Вот какой видит в «Бесах» большую буржуазную газету писатель Шлаггенберг, попав туда на работу: «Уже сам этот воздух, его механически-бесплодная стерильность способны, придя в соприкосновение с духовным продуктом любого толка, сделать его бледным и сомнительным… Здесь низвергался массовый поток, в котором тонули любая форма, любое качество, тонули в керосинном запахе, улетучивались из редакторской руки уже в процессе перелистывания поступившей рукописи. Здесь ничто не было необходимым, ничто отдельное, будь это даже ода Пиндара, без нее легко обошлись бы; но в сумме, смеси, количестве, взятых вместе, были заинтересованы».
Додереровская «вторая действительность» — это не только такая вот фабрика «массовой культуры» с ее необозримой иерархией, ее авторами-«невидимками» и обезличенными штатными сотрудниками (столь обезличенными, что возникает ощущение, будто газета «сама собою пишется»), «вторая действительность» — это и люди, которые делают деньги буквально из воздуха, наживаясь на создании фиктивных обществ, на аферах со страховками, на идейной беспринципности.

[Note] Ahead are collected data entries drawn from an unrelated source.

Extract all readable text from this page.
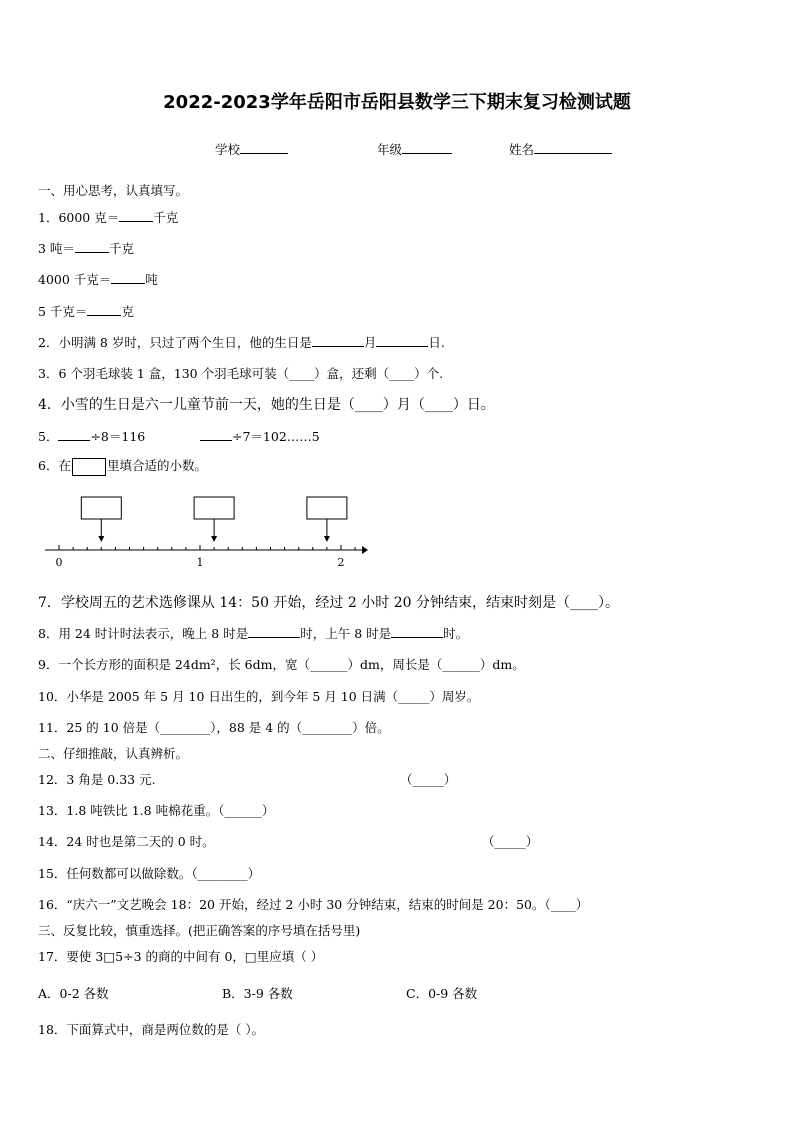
2022-2023学年岳阳市岳阳县数学三下期末复习检测试题
学校	年级	姓名
一、用心思考，认真填写。
1．6000 克＝	千克
3 吨＝	千克
4000 千克＝	吨
5 千克＝	克
2．小明满 8 岁时，只过了两个生日，他的生日是	月	日.
3．6 个羽毛球装 1 盒，130 个羽毛球可装（____）盒，还剩（____）个.
4．小雪的生日是六一儿童节前一天，她的生日是（____）月（____）日。
5．	÷8＝116	÷7＝102……5
6．在	里填合适的小数。
0	1	2
7．学校周五的艺术选修课从 14：50 开始，经过 2 小时 20 分钟结束，结束时刻是（____）。
8．用 24 时计时法表示，晚上 8 时是	时，上午 8 时是	时。
9．一个长方形的面积是 24dm²，长 6dm，宽（______）dm，周长是（______）dm。
10．小华是 2005 年 5 月 10 日出生的，到今年 5 月 10 日满（_____）周岁。
11．25 的 10 倍是（________），88 是 4 的（________）倍。
二、仔细推敲，认真辨析。
12．3 角是 0.33 元.	（_____）
13．1.8 吨铁比 1.8 吨棉花重。（______）
14．24 时也是第二天的 0 时。	（_____）
15．任何数都可以做除数。（________）
16．“庆六一”文艺晚会 18：20 开始，经过 2 小时 30 分钟结束，结束的时间是 20：50。（____）
三、反复比较，慎重选择。(把正确答案的序号填在括号里)
17．要使 3□5÷3 的商的中间有 0，□里应填（ ）
A．0-2 各数	B．3-9 各数	C．0-9 各数
18．下面算式中，商是两位数的是（ ）。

Бесовский хоровод «второй действительности» втягивает в свой круг практически всех, кого Гайренхоф именует «наши». Их жизнь — жизнь смятенная, непродуктивная: вечеринки, загородные прогулки, беспредметная болтовня.
Все эти герои выбиты из колеи, утратили идентичность с собственным «я» с «внутренней энтелехией», находятся во власти «внешней необходимости» Додереровское отношение к ним — это и критика, и самокритика: они высказывают многие любимые мысли автора; они в общем и целом ощущают мир, как он. Но он видит дальше, знает о них, чего они о себе не знают или не хотят знать; и в этом смысле они — «то, чем автор уже не является». Отсюда его по отношению к ним дистанция — как правило, ироническая.

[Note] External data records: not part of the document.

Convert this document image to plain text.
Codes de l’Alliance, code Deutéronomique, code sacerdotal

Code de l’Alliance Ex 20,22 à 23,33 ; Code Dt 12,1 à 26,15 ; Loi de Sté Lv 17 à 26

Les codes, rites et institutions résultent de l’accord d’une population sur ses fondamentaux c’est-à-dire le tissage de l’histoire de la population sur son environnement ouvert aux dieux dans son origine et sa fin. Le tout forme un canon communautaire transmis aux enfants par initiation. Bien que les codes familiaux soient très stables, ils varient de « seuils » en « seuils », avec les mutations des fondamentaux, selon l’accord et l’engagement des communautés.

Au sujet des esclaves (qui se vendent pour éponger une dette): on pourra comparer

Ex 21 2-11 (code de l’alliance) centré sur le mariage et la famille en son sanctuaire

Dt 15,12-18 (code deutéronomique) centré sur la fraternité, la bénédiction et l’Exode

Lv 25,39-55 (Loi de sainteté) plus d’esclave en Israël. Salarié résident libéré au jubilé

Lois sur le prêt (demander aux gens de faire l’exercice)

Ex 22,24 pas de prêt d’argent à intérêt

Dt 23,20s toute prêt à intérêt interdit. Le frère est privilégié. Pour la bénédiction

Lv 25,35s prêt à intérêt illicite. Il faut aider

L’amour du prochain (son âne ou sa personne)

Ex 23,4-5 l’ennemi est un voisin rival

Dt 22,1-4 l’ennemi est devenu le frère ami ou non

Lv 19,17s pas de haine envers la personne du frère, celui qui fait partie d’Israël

В этих героях Додерера немало от Достоевского: их человеческое неблагополучие, их неустроенность, нередко исступленность, порой потребность обнажить душу (например, у Шлаггенберга, исповедующегося проститутке Анне Гревен). Проглядывает Достоевский и в некоторых создаваемых этими героями ситуациях. Повествователь (он же главное действующее лицо) в «Иерихонских трубах», давая небольшую сумму денег малознакомому пенсионеру Рамбаузеку, вынужденному откупиться от родителей девочки, к которой приставал в подъезде, требует от него за это «морального мучения»: сделать три приседания (в сущности, трижды преклонить колена) перед памятным подъездом. Чем не поступок в духе Свидригайлова, Смердякова, Верховенского? А когда он в финале рассказа дергает Рамбаузека за нос, то и вовсе повторяет известную выходку Ставрогина. И обстановка не та, и цель у додереровского героя иная: Рамбаузек превратился для него в какое-то проклятие, и ущипнуть длинный, «срамной» рамбаузековский нос — вроде очищения, освобождения, катарсиса. Однако и там, и здесь господствует алогичность — форма, в которую облекается, с одной стороны, утрата контакта с действительностью, какая-то головокружительная бездомность, а с другой — отчаянный протест против этой действительности. Конечно, «Иерихонские трубы» построены сугубо по-додереровски. Сквозного действия нет. Отношения с Рамбаузеком, ненужные обоим, скучные объятия с госпожой Юрак, шумный, пьяный балаган, устроенный, чтоб напугать соседку, неожиданное самоотвержение Рамбаузека, чуть ли не ценою собственной жизни спасающего тонущую девочку, — все это между собою не согласуется, выглядит каким-то нагромождением фактов. Но как раз несогласуемость порождает то ощущение зыбкости границы между сном и явью, которое нередко присутствует и у Достоевского.
В рассказе «Истязание замшевых мешочков» (написан в 1931, впервые издан в 1954 году) м-р Кроттер заставлял страдать от холода кошельки, полные драгоценных камней, вывешивая их на ночь за окно, потому что смертельно ненавидел «это отвратительное собрание из тридцати шести злобных, завистливых старичков, сидевших под надежной — ха-ха, надежной — охраной сейфа». Живые, самонадеянные и самовлюбленные мешочки с бриллиантами и сапфирами — это символизация извращающей, фетишизированной, мистифицированной власти над человеком богатства, денег, метафора их отчуждения. То есть образ не бальзаковский, а скорее опять-таки навеянный творчеством Достоевского.